Birmingham’s history is too often misrepresented or forgotten, and another 2023 highlight was sharing the story of the city’s Surrealists, who have been largely erased from mainstream narratives. Walking the streets with comedian Stewart Lee, we uncovered their tales, stunts and Surrealist masterpieces for BBC R4. From Five Ways to the Trocadero pub and Balsall Heath, we followed in the footsteps of Birmingham’s most radical artists, one of whom left ‘a Dinosaur in Broad Street’, or so this newspaper reported in 1949.
I also took the story of Birmingham’s Surrealism to the top of the Rotunda, where Staying Cool have been hosting Creative Heights, an engaging year-long programme of painting and drawing sessions, literature talks, and open house photography sessions, set against the city’s skyline.

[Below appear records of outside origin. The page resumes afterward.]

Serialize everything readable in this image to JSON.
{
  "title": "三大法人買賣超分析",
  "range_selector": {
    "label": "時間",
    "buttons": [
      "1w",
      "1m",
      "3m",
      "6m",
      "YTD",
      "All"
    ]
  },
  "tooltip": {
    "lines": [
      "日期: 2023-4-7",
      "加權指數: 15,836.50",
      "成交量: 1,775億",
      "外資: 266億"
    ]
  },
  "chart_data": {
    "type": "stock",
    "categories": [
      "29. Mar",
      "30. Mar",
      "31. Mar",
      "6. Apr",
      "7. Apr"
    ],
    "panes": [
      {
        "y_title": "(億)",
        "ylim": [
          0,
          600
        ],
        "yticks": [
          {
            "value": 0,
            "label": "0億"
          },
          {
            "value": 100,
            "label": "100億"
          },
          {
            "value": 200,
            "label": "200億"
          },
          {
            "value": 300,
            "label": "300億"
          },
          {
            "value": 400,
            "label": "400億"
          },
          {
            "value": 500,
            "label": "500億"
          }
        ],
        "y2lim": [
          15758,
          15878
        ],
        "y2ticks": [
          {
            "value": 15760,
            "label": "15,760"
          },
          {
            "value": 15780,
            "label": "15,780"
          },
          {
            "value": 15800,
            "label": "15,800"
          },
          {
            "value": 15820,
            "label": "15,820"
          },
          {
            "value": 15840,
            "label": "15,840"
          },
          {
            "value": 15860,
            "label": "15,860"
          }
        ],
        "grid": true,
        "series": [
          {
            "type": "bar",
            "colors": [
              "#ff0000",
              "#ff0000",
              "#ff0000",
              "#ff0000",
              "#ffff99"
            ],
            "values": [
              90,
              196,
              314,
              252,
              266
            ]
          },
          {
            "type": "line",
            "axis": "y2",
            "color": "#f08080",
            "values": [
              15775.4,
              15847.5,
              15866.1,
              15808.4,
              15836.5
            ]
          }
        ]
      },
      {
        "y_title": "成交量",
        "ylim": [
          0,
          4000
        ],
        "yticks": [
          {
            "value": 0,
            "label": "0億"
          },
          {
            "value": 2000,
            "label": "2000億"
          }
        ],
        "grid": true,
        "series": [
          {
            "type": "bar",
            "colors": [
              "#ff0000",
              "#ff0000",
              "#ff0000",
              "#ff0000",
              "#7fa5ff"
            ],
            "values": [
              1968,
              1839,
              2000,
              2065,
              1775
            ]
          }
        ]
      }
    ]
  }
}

Back on the ground, contemporary Birmingham artists have made history, too. A month ago, I got chatting to a man leaving the Library of Birmingham. Revealing that he was once a local art teacher, as we awaited a tram, I asked who his best student was. “She’s nominated for the Turner Prize”, he told me. “Barbara Walker?”. “Yes”! One of 4 artists selected for the prestigious and often controversial prize, Walker has drawn poignant Windrush scandal portraits directly onto Towner Eastbourne’s walls.

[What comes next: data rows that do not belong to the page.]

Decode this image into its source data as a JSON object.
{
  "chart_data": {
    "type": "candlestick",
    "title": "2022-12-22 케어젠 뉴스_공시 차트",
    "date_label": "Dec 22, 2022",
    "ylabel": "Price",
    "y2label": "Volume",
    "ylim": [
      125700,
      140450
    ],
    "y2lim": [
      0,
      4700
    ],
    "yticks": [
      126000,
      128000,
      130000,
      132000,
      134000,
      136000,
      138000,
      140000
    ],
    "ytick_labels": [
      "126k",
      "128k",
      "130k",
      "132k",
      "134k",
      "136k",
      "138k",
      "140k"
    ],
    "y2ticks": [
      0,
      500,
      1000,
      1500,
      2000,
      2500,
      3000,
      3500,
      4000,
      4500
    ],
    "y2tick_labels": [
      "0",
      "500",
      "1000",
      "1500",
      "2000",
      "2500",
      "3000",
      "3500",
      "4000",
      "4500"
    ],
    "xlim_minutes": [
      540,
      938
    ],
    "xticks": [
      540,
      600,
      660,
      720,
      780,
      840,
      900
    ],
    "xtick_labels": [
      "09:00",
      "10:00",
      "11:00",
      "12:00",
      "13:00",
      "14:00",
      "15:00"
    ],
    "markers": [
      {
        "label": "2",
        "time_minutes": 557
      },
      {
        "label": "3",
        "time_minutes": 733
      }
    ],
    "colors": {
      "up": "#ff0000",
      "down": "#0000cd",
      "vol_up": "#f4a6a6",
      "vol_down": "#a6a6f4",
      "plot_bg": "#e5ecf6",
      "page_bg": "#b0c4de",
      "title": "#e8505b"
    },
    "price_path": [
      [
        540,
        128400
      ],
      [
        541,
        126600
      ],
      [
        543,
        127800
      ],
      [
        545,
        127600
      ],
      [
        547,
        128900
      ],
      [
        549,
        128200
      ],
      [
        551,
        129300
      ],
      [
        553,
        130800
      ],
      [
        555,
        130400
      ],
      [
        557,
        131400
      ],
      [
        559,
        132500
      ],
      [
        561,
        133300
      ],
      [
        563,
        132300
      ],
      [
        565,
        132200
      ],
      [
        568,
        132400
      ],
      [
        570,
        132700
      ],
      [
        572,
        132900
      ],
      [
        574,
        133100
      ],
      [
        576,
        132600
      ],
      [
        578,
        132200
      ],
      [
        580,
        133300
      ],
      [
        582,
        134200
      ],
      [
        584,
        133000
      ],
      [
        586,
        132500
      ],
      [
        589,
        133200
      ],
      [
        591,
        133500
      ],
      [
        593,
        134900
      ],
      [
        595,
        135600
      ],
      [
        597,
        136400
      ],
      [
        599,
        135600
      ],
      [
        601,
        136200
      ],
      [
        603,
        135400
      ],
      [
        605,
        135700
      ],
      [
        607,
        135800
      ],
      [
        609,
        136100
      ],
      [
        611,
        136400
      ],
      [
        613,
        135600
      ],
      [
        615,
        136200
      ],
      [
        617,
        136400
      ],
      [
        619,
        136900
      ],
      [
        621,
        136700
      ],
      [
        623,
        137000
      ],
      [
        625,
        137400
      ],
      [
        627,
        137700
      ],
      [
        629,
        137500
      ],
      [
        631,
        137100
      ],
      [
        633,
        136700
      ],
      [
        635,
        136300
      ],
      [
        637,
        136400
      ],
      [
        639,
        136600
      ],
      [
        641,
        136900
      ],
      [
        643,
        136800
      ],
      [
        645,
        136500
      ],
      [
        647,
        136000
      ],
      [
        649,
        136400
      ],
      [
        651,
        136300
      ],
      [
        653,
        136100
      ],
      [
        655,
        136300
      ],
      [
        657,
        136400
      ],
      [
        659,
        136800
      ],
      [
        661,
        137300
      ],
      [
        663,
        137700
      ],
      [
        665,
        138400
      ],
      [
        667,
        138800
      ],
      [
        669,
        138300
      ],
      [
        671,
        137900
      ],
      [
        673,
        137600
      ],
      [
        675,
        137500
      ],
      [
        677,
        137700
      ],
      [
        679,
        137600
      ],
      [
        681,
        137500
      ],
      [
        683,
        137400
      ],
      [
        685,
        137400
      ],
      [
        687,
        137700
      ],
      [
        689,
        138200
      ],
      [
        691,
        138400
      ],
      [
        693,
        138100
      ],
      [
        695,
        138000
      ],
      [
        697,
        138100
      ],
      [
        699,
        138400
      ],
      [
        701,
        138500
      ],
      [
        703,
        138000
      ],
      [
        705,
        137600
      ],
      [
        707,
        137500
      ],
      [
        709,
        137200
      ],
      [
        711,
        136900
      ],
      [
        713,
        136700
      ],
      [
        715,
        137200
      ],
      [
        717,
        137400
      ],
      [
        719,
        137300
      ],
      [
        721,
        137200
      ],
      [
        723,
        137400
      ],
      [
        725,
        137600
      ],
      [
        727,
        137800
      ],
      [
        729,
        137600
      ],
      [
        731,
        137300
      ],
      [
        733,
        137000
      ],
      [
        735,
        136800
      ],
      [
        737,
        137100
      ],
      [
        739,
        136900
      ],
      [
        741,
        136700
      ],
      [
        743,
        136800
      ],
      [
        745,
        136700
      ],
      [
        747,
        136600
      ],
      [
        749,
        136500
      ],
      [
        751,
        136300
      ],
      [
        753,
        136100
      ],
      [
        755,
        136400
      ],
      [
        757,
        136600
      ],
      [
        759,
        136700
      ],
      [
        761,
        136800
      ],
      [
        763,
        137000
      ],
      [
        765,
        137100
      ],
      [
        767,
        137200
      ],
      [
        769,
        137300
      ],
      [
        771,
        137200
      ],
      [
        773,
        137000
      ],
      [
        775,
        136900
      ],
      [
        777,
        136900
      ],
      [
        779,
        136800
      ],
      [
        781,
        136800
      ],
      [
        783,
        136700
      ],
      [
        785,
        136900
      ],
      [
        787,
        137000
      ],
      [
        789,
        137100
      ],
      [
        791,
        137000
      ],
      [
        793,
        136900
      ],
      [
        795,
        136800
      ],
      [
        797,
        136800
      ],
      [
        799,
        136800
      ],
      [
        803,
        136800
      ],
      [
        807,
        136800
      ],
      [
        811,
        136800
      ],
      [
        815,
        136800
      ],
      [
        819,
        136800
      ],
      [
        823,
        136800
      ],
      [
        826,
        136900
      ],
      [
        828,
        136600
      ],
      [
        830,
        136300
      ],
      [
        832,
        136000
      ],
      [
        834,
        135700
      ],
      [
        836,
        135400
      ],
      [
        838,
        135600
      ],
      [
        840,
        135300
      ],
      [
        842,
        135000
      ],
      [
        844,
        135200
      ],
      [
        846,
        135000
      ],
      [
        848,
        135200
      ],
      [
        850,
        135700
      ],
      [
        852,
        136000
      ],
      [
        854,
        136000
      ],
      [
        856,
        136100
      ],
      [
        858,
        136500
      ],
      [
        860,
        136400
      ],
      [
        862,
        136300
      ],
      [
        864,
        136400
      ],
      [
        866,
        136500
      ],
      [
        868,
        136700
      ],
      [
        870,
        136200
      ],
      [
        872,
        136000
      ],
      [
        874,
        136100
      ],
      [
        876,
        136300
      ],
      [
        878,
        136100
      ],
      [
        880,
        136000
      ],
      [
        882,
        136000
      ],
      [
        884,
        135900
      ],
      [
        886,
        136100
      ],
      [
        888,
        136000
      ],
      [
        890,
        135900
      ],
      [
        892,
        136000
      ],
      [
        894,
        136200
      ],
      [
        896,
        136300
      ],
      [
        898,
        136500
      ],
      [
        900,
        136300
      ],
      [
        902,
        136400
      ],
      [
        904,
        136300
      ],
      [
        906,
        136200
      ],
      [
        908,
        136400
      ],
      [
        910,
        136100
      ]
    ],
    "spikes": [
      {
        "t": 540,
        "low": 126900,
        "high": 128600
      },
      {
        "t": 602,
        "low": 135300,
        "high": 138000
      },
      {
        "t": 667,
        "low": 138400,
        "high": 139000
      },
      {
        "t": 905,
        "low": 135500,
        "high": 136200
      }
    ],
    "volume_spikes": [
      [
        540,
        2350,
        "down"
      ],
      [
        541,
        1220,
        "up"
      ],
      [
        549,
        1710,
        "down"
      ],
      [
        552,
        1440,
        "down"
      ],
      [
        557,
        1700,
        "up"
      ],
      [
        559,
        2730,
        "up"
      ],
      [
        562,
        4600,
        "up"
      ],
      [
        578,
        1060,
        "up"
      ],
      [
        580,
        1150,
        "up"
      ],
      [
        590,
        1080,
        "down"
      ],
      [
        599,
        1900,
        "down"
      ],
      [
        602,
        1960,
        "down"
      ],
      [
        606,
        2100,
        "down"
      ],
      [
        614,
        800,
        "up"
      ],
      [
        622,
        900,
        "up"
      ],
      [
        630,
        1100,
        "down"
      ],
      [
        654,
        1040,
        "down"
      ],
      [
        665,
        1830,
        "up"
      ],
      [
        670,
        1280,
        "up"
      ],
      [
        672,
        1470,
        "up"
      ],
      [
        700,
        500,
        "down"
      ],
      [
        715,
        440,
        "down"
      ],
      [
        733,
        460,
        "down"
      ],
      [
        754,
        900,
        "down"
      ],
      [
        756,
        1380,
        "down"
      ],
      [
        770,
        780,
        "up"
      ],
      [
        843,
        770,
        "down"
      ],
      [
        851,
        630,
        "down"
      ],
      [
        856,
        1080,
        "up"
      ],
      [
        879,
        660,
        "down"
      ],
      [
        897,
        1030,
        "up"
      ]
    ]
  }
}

Back in her home city, Walker also generously gave her time to judge over 120 artworks in the inaugural Drawing Prize at the RBSA Gallery. In the contemporary art world, drawing has become an overlooked practice but the RBSA made quite the statement with this year’s show, inviting viewers to appreciate the diversity of approaches and rather radical act of drawing in our fast-paced world where shareable images dominate online galleries.

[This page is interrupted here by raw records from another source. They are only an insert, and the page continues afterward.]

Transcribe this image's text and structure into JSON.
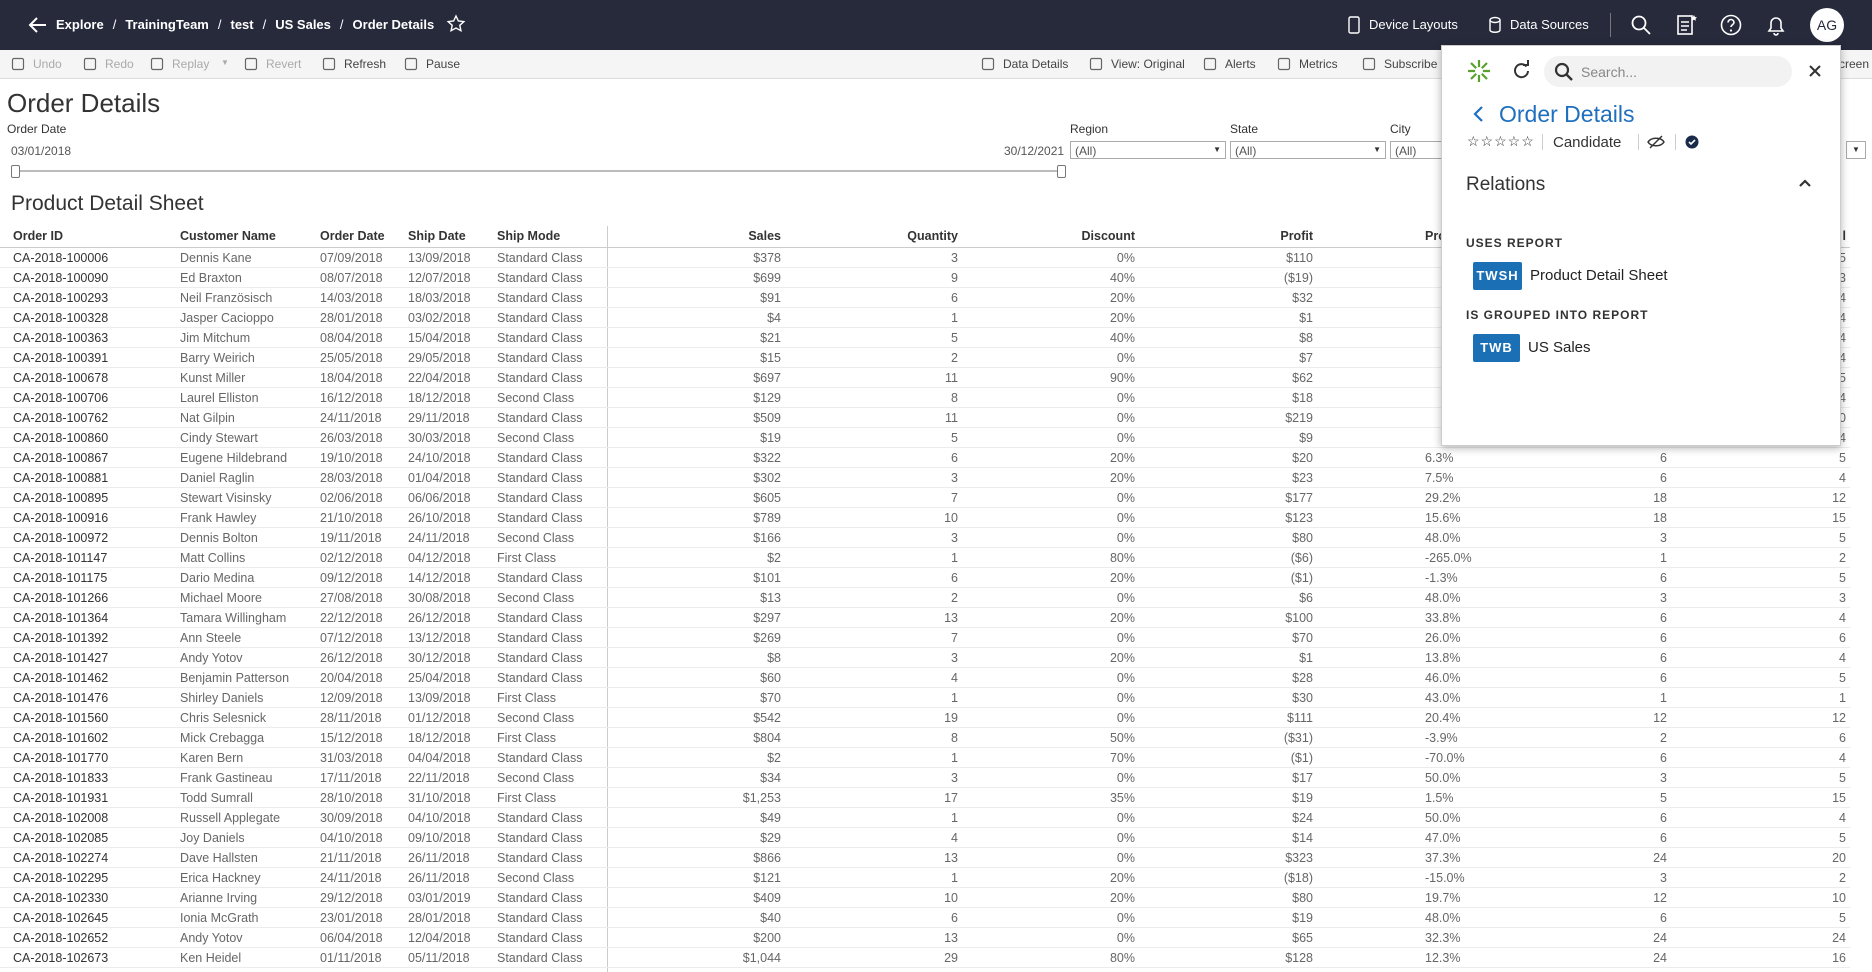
{
  "topbar": {
    "breadcrumb": [
      "Explore",
      "TrainingTeam",
      "test",
      "US Sales",
      "Order Details"
    ],
    "separator": "/",
    "actions": [
      "Device Layouts",
      "Data Sources"
    ],
    "avatar": "AG"
  },
  "toolbar": {
    "left": [
      "Undo",
      "Redo",
      "Replay",
      "Revert",
      "Refresh",
      "Pause"
    ],
    "right": [
      "Data Details",
      "View: Original",
      "Alerts",
      "Metrics",
      "Subscribe",
      "creen"
    ]
  },
  "page_title": "Order Details",
  "filters": {
    "order_date": {
      "label": "Order Date",
      "start": "03/01/2018",
      "end": "30/12/2021"
    },
    "dropdowns": [
      {
        "label": "Region",
        "value": "(All)"
      },
      {
        "label": "State",
        "value": "(All)"
      },
      {
        "label": "City",
        "value": "(All)"
      }
    ]
  },
  "sheet": {
    "title": "Product Detail Sheet",
    "columns": [
      "Order ID",
      "Customer Name",
      "Order Date",
      "Ship Date",
      "Ship Mode",
      "Sales",
      "Quantity",
      "Discount",
      "Profit",
      "Pro",
      null,
      "l"
    ],
    "rows": [
      [
        "CA-2018-100006",
        "Dennis Kane",
        "07/09/2018",
        "13/09/2018",
        "Standard Class",
        "$378",
        "3",
        "0%",
        "$110",
        null,
        null,
        "5"
      ],
      [
        "CA-2018-100090",
        "Ed Braxton",
        "08/07/2018",
        "12/07/2018",
        "Standard Class",
        "$699",
        "9",
        "40%",
        "($19)",
        null,
        null,
        "3"
      ],
      [
        "CA-2018-100293",
        "Neil Französisch",
        "14/03/2018",
        "18/03/2018",
        "Standard Class",
        "$91",
        "6",
        "20%",
        "$32",
        null,
        null,
        "4"
      ],
      [
        "CA-2018-100328",
        "Jasper Cacioppo",
        "28/01/2018",
        "03/02/2018",
        "Standard Class",
        "$4",
        "1",
        "20%",
        "$1",
        null,
        null,
        "4"
      ],
      [
        "CA-2018-100363",
        "Jim Mitchum",
        "08/04/2018",
        "15/04/2018",
        "Standard Class",
        "$21",
        "5",
        "40%",
        "$8",
        null,
        null,
        "4"
      ],
      [
        "CA-2018-100391",
        "Barry Weirich",
        "25/05/2018",
        "29/05/2018",
        "Standard Class",
        "$15",
        "2",
        "0%",
        "$7",
        null,
        null,
        "4"
      ],
      [
        "CA-2018-100678",
        "Kunst Miller",
        "18/04/2018",
        "22/04/2018",
        "Standard Class",
        "$697",
        "11",
        "90%",
        "$62",
        null,
        null,
        "5"
      ],
      [
        "CA-2018-100706",
        "Laurel Elliston",
        "16/12/2018",
        "18/12/2018",
        "Second Class",
        "$129",
        "8",
        "0%",
        "$18",
        null,
        null,
        "4"
      ],
      [
        "CA-2018-100762",
        "Nat Gilpin",
        "24/11/2018",
        "29/11/2018",
        "Standard Class",
        "$509",
        "11",
        "0%",
        "$219",
        null,
        null,
        "0"
      ],
      [
        "CA-2018-100860",
        "Cindy Stewart",
        "26/03/2018",
        "30/03/2018",
        "Second Class",
        "$19",
        "5",
        "0%",
        "$9",
        null,
        null,
        "4"
      ],
      [
        "CA-2018-100867",
        "Eugene Hildebrand",
        "19/10/2018",
        "24/10/2018",
        "Standard Class",
        "$322",
        "6",
        "20%",
        "$20",
        "6.3%",
        "6",
        "5"
      ],
      [
        "CA-2018-100881",
        "Daniel Raglin",
        "28/03/2018",
        "01/04/2018",
        "Standard Class",
        "$302",
        "3",
        "20%",
        "$23",
        "7.5%",
        "6",
        "4"
      ],
      [
        "CA-2018-100895",
        "Stewart Visinsky",
        "02/06/2018",
        "06/06/2018",
        "Standard Class",
        "$605",
        "7",
        "0%",
        "$177",
        "29.2%",
        "18",
        "12"
      ],
      [
        "CA-2018-100916",
        "Frank Hawley",
        "21/10/2018",
        "26/10/2018",
        "Standard Class",
        "$789",
        "10",
        "0%",
        "$123",
        "15.6%",
        "18",
        "15"
      ],
      [
        "CA-2018-100972",
        "Dennis Bolton",
        "19/11/2018",
        "24/11/2018",
        "Second Class",
        "$166",
        "3",
        "0%",
        "$80",
        "48.0%",
        "3",
        "5"
      ],
      [
        "CA-2018-101147",
        "Matt Collins",
        "02/12/2018",
        "04/12/2018",
        "First Class",
        "$2",
        "1",
        "80%",
        "($6)",
        "-265.0%",
        "1",
        "2"
      ],
      [
        "CA-2018-101175",
        "Dario Medina",
        "09/12/2018",
        "14/12/2018",
        "Standard Class",
        "$101",
        "6",
        "20%",
        "($1)",
        "-1.3%",
        "6",
        "5"
      ],
      [
        "CA-2018-101266",
        "Michael Moore",
        "27/08/2018",
        "30/08/2018",
        "Second Class",
        "$13",
        "2",
        "0%",
        "$6",
        "48.0%",
        "3",
        "3"
      ],
      [
        "CA-2018-101364",
        "Tamara Willingham",
        "22/12/2018",
        "26/12/2018",
        "Standard Class",
        "$297",
        "13",
        "20%",
        "$100",
        "33.8%",
        "6",
        "4"
      ],
      [
        "CA-2018-101392",
        "Ann Steele",
        "07/12/2018",
        "13/12/2018",
        "Standard Class",
        "$269",
        "7",
        "0%",
        "$70",
        "26.0%",
        "6",
        "6"
      ],
      [
        "CA-2018-101427",
        "Andy Yotov",
        "26/12/2018",
        "30/12/2018",
        "Standard Class",
        "$8",
        "3",
        "20%",
        "$1",
        "13.8%",
        "6",
        "4"
      ],
      [
        "CA-2018-101462",
        "Benjamin Patterson",
        "20/04/2018",
        "25/04/2018",
        "Standard Class",
        "$60",
        "4",
        "0%",
        "$28",
        "46.0%",
        "6",
        "5"
      ],
      [
        "CA-2018-101476",
        "Shirley Daniels",
        "12/09/2018",
        "13/09/2018",
        "First Class",
        "$70",
        "1",
        "0%",
        "$30",
        "43.0%",
        "1",
        "1"
      ],
      [
        "CA-2018-101560",
        "Chris Selesnick",
        "28/11/2018",
        "01/12/2018",
        "Second Class",
        "$542",
        "19",
        "0%",
        "$111",
        "20.4%",
        "12",
        "12"
      ],
      [
        "CA-2018-101602",
        "Mick Crebagga",
        "15/12/2018",
        "18/12/2018",
        "First Class",
        "$804",
        "8",
        "50%",
        "($31)",
        "-3.9%",
        "2",
        "6"
      ],
      [
        "CA-2018-101770",
        "Karen Bern",
        "31/03/2018",
        "04/04/2018",
        "Standard Class",
        "$2",
        "1",
        "70%",
        "($1)",
        "-70.0%",
        "6",
        "4"
      ],
      [
        "CA-2018-101833",
        "Frank Gastineau",
        "17/11/2018",
        "22/11/2018",
        "Second Class",
        "$34",
        "3",
        "0%",
        "$17",
        "50.0%",
        "3",
        "5"
      ],
      [
        "CA-2018-101931",
        "Todd Sumrall",
        "28/10/2018",
        "31/10/2018",
        "First Class",
        "$1,253",
        "17",
        "35%",
        "$19",
        "1.5%",
        "5",
        "15"
      ],
      [
        "CA-2018-102008",
        "Russell Applegate",
        "30/09/2018",
        "04/10/2018",
        "Standard Class",
        "$49",
        "1",
        "0%",
        "$24",
        "50.0%",
        "6",
        "4"
      ],
      [
        "CA-2018-102085",
        "Joy Daniels",
        "04/10/2018",
        "09/10/2018",
        "Standard Class",
        "$29",
        "4",
        "0%",
        "$14",
        "47.0%",
        "6",
        "5"
      ],
      [
        "CA-2018-102274",
        "Dave Hallsten",
        "21/11/2018",
        "26/11/2018",
        "Standard Class",
        "$866",
        "13",
        "0%",
        "$323",
        "37.3%",
        "24",
        "20"
      ],
      [
        "CA-2018-102295",
        "Erica Hackney",
        "24/11/2018",
        "26/11/2018",
        "Second Class",
        "$121",
        "1",
        "20%",
        "($18)",
        "-15.0%",
        "3",
        "2"
      ],
      [
        "CA-2018-102330",
        "Arianne Irving",
        "29/12/2018",
        "03/01/2019",
        "Standard Class",
        "$409",
        "10",
        "20%",
        "$80",
        "19.7%",
        "12",
        "10"
      ],
      [
        "CA-2018-102645",
        "Ionia McGrath",
        "23/01/2018",
        "28/01/2018",
        "Standard Class",
        "$40",
        "6",
        "0%",
        "$19",
        "48.0%",
        "6",
        "5"
      ],
      [
        "CA-2018-102652",
        "Andy Yotov",
        "06/04/2018",
        "12/04/2018",
        "Standard Class",
        "$200",
        "13",
        "0%",
        "$65",
        "32.3%",
        "24",
        "24"
      ],
      [
        "CA-2018-102673",
        "Ken Heidel",
        "01/11/2018",
        "05/11/2018",
        "Standard Class",
        "$1,044",
        "29",
        "80%",
        "$128",
        "12.3%",
        "24",
        "16"
      ]
    ]
  },
  "panel": {
    "search_placeholder": "Search...",
    "title": "Order Details",
    "status": "Candidate",
    "section": "Relations",
    "groups": [
      {
        "heading": "USES REPORT",
        "badge": "TWSH",
        "name": "Product Detail Sheet"
      },
      {
        "heading": "IS GROUPED INTO REPORT",
        "badge": "TWB",
        "name": "US Sales"
      }
    ]
  }
}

It was Curtis Holder, highly commended for his portrait ‘The Jewellery Maker’, who told me: “Drawing is shy – it doesn’t shout, it’s a conversation. You need to stand in front of it and see it in person.”
Those words have stuck with me, as I’ve viewed hundreds of artworks in person this year. Particularly memorable have been the evocative landscape paintings of Annette Pugh at the New Art Gallery Walsall, Paul Lemmon’s kaleidoscopic mural of deconstructed digital images, titled ‘Memories of a Future City’, at the Coventry Biennial, and a painted storm in a teacup by Paul Newman in ‘Worlds Away’ at Midlands Arts Centre. I also loved seeing the doodles, drawings and textiles of Madge Gill, who used art as a form of therapy, in her major and inspiring retrospective at MAC.
‘Makers and Machines’ at Thinktank Museum was another stand-out show for me. I like to be surprised by an exhibition, and this thoughtful, clever curation had exactly that impact as I viewed contemporary art alongside historic objects, in an exploration of the connections between creativity and science, AI and traditional weaving, by the likes of Arts and Crafts pioneer William Morris.
However, I experienced my greatest moment of wonder not in a gallery but, instead, stood in Birmingham Cathedral. It is home to four of the finest stained-glass windows in the world, which have now been restored to their former glory, thanks to a grant from the National Lottery Heritage Fund. In time for Christmas, panels of pink and gold, rich reds and cobalt blue glow as sunlight shines through the windows, illuminating crowds of angels, sheep, Christ and Mary – all designed by Edward Burne-Jones.
Burne-Jones will also be making a return to Birmingham Museum and Art Gallery in February 2024, when the Gas Hall will reopen with a major exhibition celebrating the city’s ‘Victorian Radicals’, including Kate Bunce, Joseph Southall and Arthur Gaskin. Looking back and ahead, from the late Benjamin Zephaniah to Barbara Walker, it’s the city’s radical artists and their legacy which makes Birmingham a place to be immensely proud of, and I’m happy to be back home writing about them.